Although our task is serious, we also have lots of laughter! Sometimes it helps to see the funny side of things. We DO however hear some sad stuff and respond appropriately.

By and large, our core members not only stay the course but have something positive to show for it – and we can feel that we have in some small way helped them along a path to non-offending. We never lose sight that our aim is “no more victims” and we can be pretty firm about how we think this can be achieved and the pitfalls that can appear along the way.

It is so helpful to be part of a group with a core member as everyone has such different approaches about what to try and we learn from each other. For something that takes only a couple of hours a week it is so worthwhile.
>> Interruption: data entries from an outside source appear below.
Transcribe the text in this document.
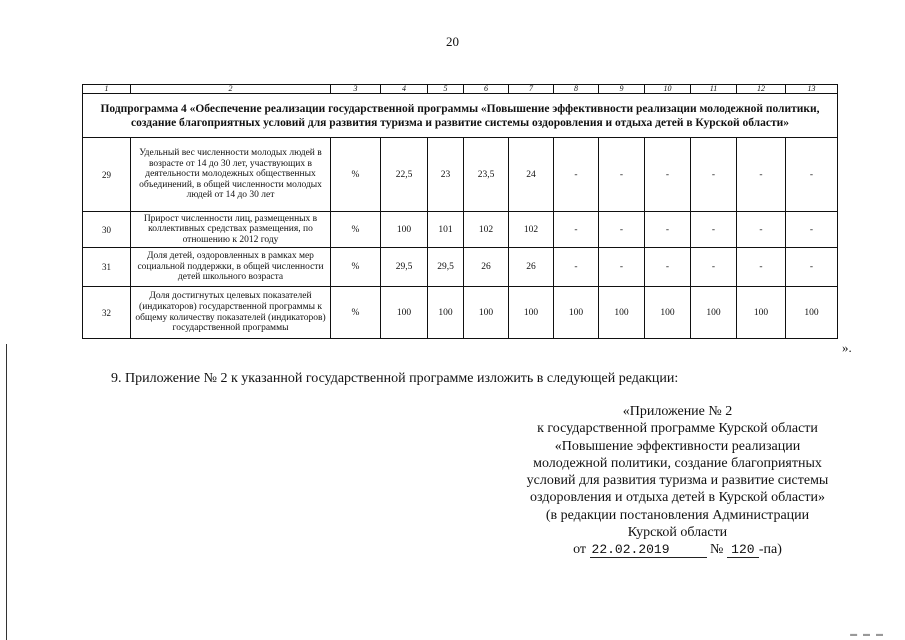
20
1	2	3	4	5	6	7	8	9	10	11	12	13
Подпрограмма 4 «Обеспечение реализации государственной программы «Повышение эффективности реализации молодежной политики, создание благоприятных условий для развития туризма и развитие системы оздоровления и отдыха детей в Курской области»												
29	Удельный вес численности молодых людей в возрасте от 14 до 30 лет, участвующих в деятельности молодежных общественных объединений, в общей численности молодых людей от 14 до 30 лет	%	22,5	23	23,5	24	-	-	-	-	-	-
30	Прирост численности лиц, размещенных в коллективных средствах размещения, по отношению к 2012 году	%	100	101	102	102	-	-	-	-	-	-
31	Доля детей, оздоровленных в рамках мер социальной поддержки, в общей численности детей школьного возраста	%	29,5	29,5	26	26	-	-	-	-	-	-
32	Доля достигнутых целевых показателей (индикаторов) государственной программы к общему количеству показателей (индикаторов) государственной программы	%	100	100	100	100	100	100	100	100	100	100
».
9. Приложение № 2 к указанной государственной программе изложить в следующей редакции:
«Приложение № 2
к государственной программе Курской области
«Повышение эффективности реализации
молодежной политики, создание благоприятных
условий для развития туризма и развитие системы
оздоровления и отдыха детей в Курской области»
(в редакции постановления Администрации
Курской области
от 22.02.2019	№ 120 -па)
▬ ▬ ▬
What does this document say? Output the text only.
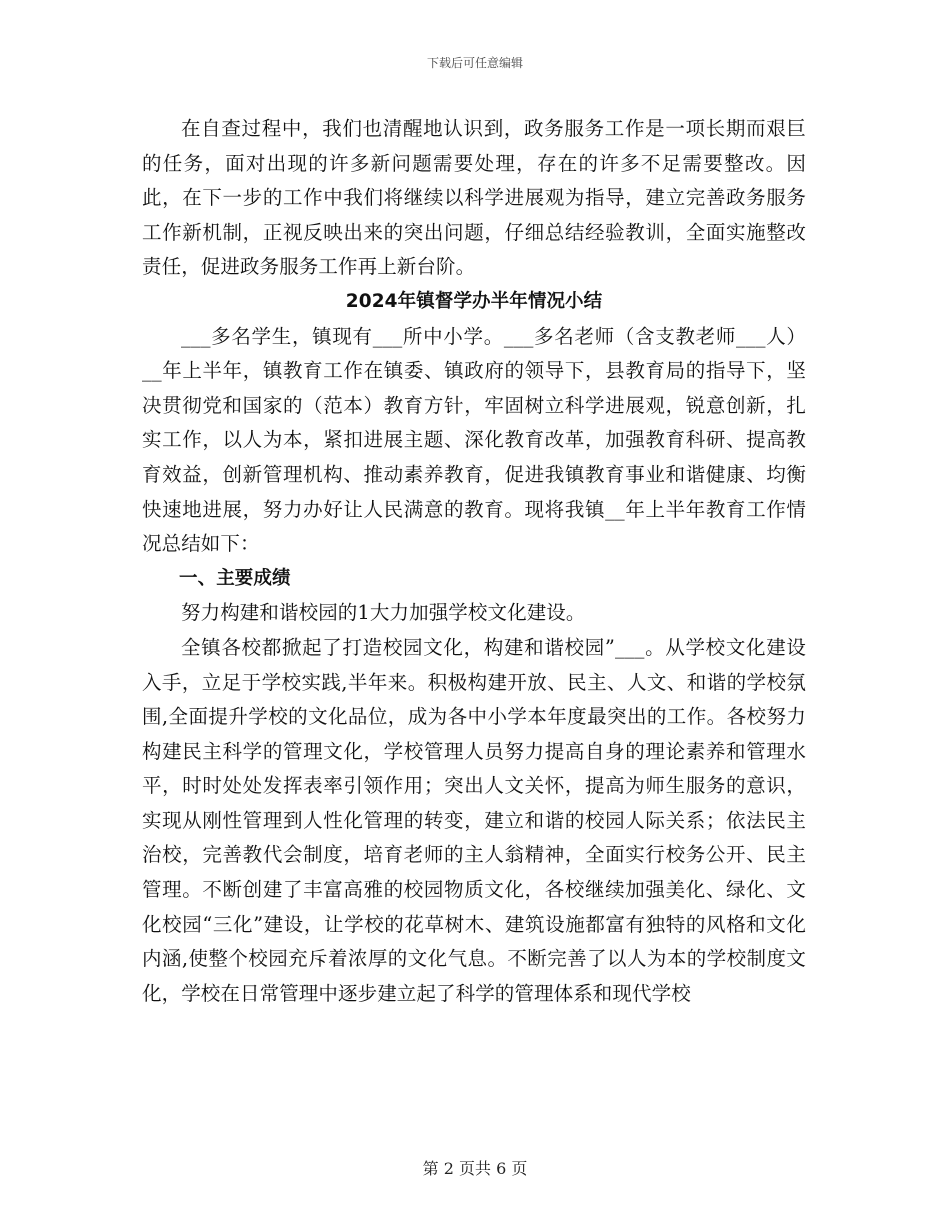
下载后可任意编辑

在自查过程中，我们也清醒地认识到，政务服务工作是一项长期而艰巨的任务，面对出现的许多新问题需要处理，存在的许多不足需要整改。因此，在下一步的工作中我们将继续以科学进展观为指导，建立完善政务服务工作新机制，正视反映出来的突出问题，仔细总结经验教训，全面实施整改责任，促进政务服务工作再上新台阶。

2024年镇督学办半年情况小结

___多名学生，镇现有___所中小学。___多名老师（含支教老师___人）__年上半年，镇教育工作在镇委、镇政府的领导下，县教育局的指导下，坚决贯彻党和国家的（范本）教育方针，牢固树立科学进展观，锐意创新，扎实工作，以人为本，紧扣进展主题、深化教育改革，加强教育科研、提高教育效益，创新管理机构、推动素养教育，促进我镇教育事业和谐健康、均衡快速地进展，努力办好让人民满意的教育。现将我镇__年上半年教育工作情况总结如下：

一、主要成绩

努力构建和谐校园的1大力加强学校文化建设。

全镇各校都掀起了打造校园文化，构建和谐校园”___。从学校文化建设入手，立足于学校实践,半年来。积极构建开放、民主、人文、和谐的学校氛围,全面提升学校的文化品位，成为各中小学本年度最突出的工作。各校努力构建民主科学的管理文化，学校管理人员努力提高自身的理论素养和管理水平，时时处处发挥表率引领作用；突出人文关怀，提高为师生服务的意识，实现从刚性管理到人性化管理的转变，建立和谐的校园人际关系；依法民主治校，完善教代会制度，培育老师的主人翁精神，全面实行校务公开、民主管理。不断创建了丰富高雅的校园物质文化，各校继续加强美化、绿化、文化校园“三化”建设，让学校的花草树木、建筑设施都富有独特的风格和文化内涵,使整个校园充斥着浓厚的文化气息。不断完善了以人为本的学校制度文化，学校在日常管理中逐步建立起了科学的管理体系和现代学校

第 2 页共 6 页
And the training is second to none. I have experienced LOTS of volunteer training and this was by far the best. My advice to anyone thinking of volunteering – give it a go, you get just as much (if not more) out of it than you put in!


I got involved with circles when a young person I was fostering was identified as an offender, he was given a circle and inside of 3 weeks I could see a difference in his attitude, I spoke to the coordinator of his circle and was hooked. I became a volunteer and that was 4 years ago.

I hoped to be able to help young people turn their lives around and accept what they had done and help them move on in a positive way.

I have seen scared young people at the start of a circle, with low self-esteem and self-worth, work hard to get to know the volunteers and, over the year, turn into confident happy people who I’m confident will not be a concern in the future .

Helping turn young people’s lives around is hard frustrating work at times but it’s probably the most rewarding thing I have done.


I started to work with Circles as I wanted to be involved with a charity who worked in a group with ex- offenders. As I had previously counselled in a prison it felt like I had the right skill set.

I have loved the support from all the staff who have gone the extra mile to make us feel special. When a Core member flourishes and moves on to a meaningful life which no longer includes offending behaviour, it is a wonderful feeling to see a life restored. And many lives probably saved from abuse.

We are so grateful to all our volunteers for being with us for another year. So many come and then stay for several circles, seeing the difference they make over the course of their volunteering is enough to motivate them to dedicate years of their lives to this project.

So, thank you Circles South West volunteers – we couldn’t do this without you.